After nero called it quits guitarist Dave and drummer Jay rebanded in an instrumental duo called Death Cake that was slightly less aggressive than the first half of their name would suggest and significantly more aggressive than the latter half would indicate. And while Death Cake was certainly a step or two away from the more dancy, groove-oriented band they had previously occupied, going from an instrumental guitar-driven trio to an instrumental guitar-driven duo containing two-thirds of the original members implied that they were baby steps away at best. And they were. Good band though, don’t get me wrong.
However, when Dave told me that he and Jay were forming a Yacht Rock cover band I a) asked what the hell “yacht rock” was, and b) had to admit that these were no baby steps. Turns out that Yacht Rock was a brand-new term for a specific window of late-seventies/early-eighties classic rock, a genre that seemed to centre around Huey Lewis and/or songs with videos that featured boats. Okay, I’ll admit I’m still not 100% clear on the genre definition, but rest assured that a Yacht Rock band plays cheesy cover songs that are impossible not to sing along to when unsober. And, it turns out, to be in a successful Yacht Rock band the songs have to be played with note-for-note perfection. No leaving out the sax solos, no getting by without the backup vocals, and there’s no way you’re going to achieve this with just three or four musicians.

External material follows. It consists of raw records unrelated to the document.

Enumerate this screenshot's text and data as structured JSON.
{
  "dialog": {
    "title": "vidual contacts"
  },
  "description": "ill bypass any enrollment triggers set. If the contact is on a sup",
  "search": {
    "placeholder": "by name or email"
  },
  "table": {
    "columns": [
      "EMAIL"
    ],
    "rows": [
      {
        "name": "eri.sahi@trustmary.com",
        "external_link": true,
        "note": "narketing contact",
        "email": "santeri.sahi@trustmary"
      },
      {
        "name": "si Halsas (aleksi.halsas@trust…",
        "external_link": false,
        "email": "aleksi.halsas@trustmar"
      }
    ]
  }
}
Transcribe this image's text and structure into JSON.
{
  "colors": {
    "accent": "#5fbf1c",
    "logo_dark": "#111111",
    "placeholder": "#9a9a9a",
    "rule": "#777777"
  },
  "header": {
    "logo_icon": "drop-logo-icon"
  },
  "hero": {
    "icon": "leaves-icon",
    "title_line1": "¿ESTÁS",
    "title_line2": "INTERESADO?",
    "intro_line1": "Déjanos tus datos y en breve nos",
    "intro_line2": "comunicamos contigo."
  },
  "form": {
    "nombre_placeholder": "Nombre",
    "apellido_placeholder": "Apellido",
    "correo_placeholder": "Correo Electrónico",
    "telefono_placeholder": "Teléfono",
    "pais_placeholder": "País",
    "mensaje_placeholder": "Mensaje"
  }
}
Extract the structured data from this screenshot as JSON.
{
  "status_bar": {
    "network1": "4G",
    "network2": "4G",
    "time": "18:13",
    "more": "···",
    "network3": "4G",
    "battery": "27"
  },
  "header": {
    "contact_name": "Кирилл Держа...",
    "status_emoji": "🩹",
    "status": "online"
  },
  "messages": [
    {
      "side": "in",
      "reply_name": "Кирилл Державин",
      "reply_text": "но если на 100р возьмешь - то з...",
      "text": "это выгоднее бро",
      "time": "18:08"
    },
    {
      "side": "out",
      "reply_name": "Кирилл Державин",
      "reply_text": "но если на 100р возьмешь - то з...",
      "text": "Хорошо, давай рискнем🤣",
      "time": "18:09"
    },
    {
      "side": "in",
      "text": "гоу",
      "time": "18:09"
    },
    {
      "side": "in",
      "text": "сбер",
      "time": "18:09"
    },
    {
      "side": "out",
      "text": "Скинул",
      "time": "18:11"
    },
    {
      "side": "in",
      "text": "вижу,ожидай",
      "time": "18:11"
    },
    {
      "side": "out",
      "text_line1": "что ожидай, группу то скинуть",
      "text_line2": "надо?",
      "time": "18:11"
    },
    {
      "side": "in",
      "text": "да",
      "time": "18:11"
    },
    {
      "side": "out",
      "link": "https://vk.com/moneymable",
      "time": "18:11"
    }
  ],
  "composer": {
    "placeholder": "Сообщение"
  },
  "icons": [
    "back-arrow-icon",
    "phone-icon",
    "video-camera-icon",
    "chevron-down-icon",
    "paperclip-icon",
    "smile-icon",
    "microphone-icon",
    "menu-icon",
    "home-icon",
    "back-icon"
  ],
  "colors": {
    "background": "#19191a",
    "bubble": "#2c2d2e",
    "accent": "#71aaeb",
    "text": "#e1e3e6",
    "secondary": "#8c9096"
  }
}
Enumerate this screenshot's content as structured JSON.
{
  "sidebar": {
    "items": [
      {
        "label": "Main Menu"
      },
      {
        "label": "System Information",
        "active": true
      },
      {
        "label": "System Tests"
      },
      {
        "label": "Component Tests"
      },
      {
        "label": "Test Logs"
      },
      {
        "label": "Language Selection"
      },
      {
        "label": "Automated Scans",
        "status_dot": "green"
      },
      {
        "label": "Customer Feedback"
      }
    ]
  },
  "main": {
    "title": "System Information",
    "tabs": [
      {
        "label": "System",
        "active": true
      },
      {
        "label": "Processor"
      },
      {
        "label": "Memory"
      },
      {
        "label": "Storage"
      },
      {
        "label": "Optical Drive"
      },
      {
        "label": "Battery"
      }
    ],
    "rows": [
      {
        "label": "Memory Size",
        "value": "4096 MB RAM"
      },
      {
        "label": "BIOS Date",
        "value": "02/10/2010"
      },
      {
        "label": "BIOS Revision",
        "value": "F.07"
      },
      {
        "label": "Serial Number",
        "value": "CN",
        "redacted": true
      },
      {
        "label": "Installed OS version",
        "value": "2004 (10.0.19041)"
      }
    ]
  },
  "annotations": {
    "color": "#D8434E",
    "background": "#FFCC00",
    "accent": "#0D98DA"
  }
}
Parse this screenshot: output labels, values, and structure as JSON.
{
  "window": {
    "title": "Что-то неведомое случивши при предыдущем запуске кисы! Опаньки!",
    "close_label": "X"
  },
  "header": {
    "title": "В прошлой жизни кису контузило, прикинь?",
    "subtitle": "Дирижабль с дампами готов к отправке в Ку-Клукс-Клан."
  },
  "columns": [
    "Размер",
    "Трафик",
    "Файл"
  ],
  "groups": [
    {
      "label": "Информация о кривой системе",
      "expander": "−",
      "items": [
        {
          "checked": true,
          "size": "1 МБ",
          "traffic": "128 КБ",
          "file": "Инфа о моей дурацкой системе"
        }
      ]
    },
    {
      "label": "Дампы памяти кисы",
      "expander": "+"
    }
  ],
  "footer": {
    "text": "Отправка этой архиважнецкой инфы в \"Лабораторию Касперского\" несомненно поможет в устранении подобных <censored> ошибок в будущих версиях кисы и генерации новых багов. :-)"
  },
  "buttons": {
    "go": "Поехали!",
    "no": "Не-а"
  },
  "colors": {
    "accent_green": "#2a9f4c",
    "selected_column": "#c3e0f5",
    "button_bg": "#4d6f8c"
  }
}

So they called the band Pleasure Craft (which kind of makes sense in all directions) and the group was about as far away from nero (or Death Cake) as you could get. First of all there were what, maybe eight or nine people in the band? and secondly, nobody ever sang along to nero songs. Plus this Yacht Rock stuff was all about the vocals, and Matt (who worked with Dave at Lauzon Music) did a fabulous job. The rest of the band was quite good too, and I assure you when it was all rolled together they sounded drop-dead fantastic. Pleasure Craft basically nailed everything they played and they were super-fun to see, though it’s not like I would go see them every weekend or anything. Which wasn’t a problem. They didn’t play very often.
Anyway, I saw the band at Irene’s once for sure, maybe twice but this ticket story is from August 22nd, 2014, when Dave and his fellow Crafters had booked themselves a boat cruise gig along the Ottawa River. I had only been on one boat cruise gig before, when my friend Jay (a different Jay) and his band ’69 Duster played on a big boat along with a couple of other bands. That time the boat left from Toronto Harbour and it cruised back-and-forth several times from the CN Tower past Ontario Place and back again. I recall spending much of my time listening to the music from out on the deck where I sucked beers and gazed at the wonderful and ever-changing views.
This boat cruise? Not so much. Now, what could be more apropos than a licensed, alcohol-fuelled boat cruise featuring cheesy drunky Yacht Rock? Not much but man, what a disappointment! The boat was small, the drinks were hard to get (there were drinks, right? There had to be drinks…) but most of all – and this was huge – nobody was allowed outside on the deck. So here we were paying twenty-five bones each to squeeze into a tiny floating box that was in no way built for live music, and we couldn’t enjoy the breeze, the water, or even the views. Nope, due to the thick crowd by the time we left the dock the windows were already opaque with condensation. I’m sure the band sounded great – they always sounded great – but all I remember from this night was looking wistfully at a wall of dirty, soggy windows and suspecting there was a wonderful watery world out there that I could’ve been peeing and spitting into.
Please Craft is no longer together. No word on if their breakup was related to this fiasco.
For the record, I have taken a very similar boat cruise a few times as an afternoon excursion and I can report that it’s a fun and informative trip with beautiful sights to see along the way. It departs regularly from the locks behind the Chateau Laurier and I recommend it.
(Come to think of it, there was once a post-nero jammy/gig/camping sort of party out at Dave’s place back when he owned a farm and he asked me to learn a Huey Lewis song on keyboards for it. I did and we played it, with Matthew on vocals and Jay on drums. I suppose that was the incubus of Pleasure Craft. I’m embarrassed to report that despite this auspicious beginning I was never seriously considered for the pianist chair. I can only imagine the other members were worried I would take too much attention away from the frontmen. Pete Bested again.)